I wish that stuff would have been around, or at least I would have known about it when I did my build. Having to seal my window that way I did was not a real hassel and the resin only cost me $15 but the replacement glass cost me $200.
Thank you guys for all the ideas and advice. I'm going to do some shopping around, a lfs here has some aquarium caulikng? So Im going to go get a tube, order the sweetwater and get some glass and do some testing.
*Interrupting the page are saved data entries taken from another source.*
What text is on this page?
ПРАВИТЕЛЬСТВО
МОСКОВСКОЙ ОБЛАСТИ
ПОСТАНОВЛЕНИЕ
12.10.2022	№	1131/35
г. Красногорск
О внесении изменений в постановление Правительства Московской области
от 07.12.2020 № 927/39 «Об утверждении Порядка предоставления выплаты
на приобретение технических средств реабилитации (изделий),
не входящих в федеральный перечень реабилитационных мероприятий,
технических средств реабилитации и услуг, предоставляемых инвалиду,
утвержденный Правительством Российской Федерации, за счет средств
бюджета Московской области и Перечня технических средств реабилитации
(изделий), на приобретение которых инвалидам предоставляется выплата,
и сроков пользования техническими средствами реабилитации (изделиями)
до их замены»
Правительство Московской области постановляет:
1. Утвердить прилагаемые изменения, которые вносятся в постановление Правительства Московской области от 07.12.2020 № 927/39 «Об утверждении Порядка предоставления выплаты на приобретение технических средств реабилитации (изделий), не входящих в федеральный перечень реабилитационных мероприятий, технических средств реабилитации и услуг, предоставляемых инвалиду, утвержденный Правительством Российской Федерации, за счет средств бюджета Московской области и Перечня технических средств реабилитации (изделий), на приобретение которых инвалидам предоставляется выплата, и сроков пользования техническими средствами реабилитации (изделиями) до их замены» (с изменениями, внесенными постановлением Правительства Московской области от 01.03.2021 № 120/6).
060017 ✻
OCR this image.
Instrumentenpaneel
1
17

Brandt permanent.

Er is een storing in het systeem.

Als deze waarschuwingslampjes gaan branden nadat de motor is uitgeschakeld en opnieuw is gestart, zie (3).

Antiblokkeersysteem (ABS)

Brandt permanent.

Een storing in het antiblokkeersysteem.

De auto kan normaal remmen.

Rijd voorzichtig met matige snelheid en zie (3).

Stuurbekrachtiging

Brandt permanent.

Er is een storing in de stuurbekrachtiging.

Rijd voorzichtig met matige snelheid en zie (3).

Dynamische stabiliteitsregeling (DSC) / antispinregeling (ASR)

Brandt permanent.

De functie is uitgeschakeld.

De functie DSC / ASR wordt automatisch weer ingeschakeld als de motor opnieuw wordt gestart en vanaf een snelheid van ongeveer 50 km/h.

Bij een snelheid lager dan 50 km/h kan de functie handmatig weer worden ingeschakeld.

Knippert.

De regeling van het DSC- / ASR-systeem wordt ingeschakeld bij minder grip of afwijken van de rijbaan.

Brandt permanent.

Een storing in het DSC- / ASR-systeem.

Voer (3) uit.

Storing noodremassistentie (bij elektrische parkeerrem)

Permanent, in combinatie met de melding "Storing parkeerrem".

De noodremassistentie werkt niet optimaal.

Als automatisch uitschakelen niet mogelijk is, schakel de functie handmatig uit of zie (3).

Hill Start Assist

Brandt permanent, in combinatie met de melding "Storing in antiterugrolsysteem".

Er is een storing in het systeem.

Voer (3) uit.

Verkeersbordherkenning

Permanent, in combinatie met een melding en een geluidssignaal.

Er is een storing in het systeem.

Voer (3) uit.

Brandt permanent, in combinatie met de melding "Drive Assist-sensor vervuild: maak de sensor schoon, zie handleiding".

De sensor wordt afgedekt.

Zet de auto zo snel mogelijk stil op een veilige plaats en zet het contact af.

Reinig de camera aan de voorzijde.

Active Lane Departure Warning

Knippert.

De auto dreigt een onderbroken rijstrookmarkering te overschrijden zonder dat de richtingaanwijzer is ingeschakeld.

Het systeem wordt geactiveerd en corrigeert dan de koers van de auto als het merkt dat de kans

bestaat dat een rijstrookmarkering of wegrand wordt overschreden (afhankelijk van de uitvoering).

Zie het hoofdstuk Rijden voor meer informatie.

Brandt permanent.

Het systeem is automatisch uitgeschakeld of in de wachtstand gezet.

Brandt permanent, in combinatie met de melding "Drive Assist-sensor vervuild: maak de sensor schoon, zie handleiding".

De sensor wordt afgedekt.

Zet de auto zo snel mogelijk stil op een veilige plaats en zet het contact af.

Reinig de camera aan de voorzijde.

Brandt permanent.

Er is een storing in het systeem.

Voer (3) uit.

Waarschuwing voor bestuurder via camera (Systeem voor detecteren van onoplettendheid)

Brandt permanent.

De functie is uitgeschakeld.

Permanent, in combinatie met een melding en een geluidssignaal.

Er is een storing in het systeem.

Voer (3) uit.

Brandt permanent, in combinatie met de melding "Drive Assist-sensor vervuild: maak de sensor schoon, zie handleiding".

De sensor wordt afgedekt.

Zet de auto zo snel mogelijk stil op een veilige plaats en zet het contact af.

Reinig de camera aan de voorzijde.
Ill let you know how it comes out.
also if im unhappy with the aquarium caulikng, Ill be ordering some of the 3m 5200.
just to let you know what i did...120 gal plywood sealed with drylok masonry waterproofer/ge clear silicone 1 windows and doors to seal seams and attach glass. cured drylok is like concrete and so far the silicone is holding. just been running for 6 weeks but no problems so far. i did drylok because the only available sealer here that has been proven is west systems 105 and it's expensive which i intend to use when i go bigger and besides i want to try myself how long drylok would last, i built 2 same sized tanks just in case it leaks at least i have a backup. a gallon ($22.41) was enough to seal two tanks. i do not recommend this still unproven drylok method, just thought it might help. just a few months into the hobby but was so hooked i don't see myself slowing down.
3M 5200 is available in squeeze tubes at Lowes and HD as well as most boating stores. They also make 4200 which is nearly as strong but can be removed if necesary. I used 5200 to attach a transducer to my boat and when the 'ducer got ripped off a chunk of fibreglass came with it. Probably about 50 times stronger than the average person needs to secure a veiwing window even if it does not rest on a frame.
Some here have used it and not had problems with leeching chemicals, but the stuff would not grow mold or algae on my boat so I think it may have mildewcides in it. Might check with the manufacturer to be sure.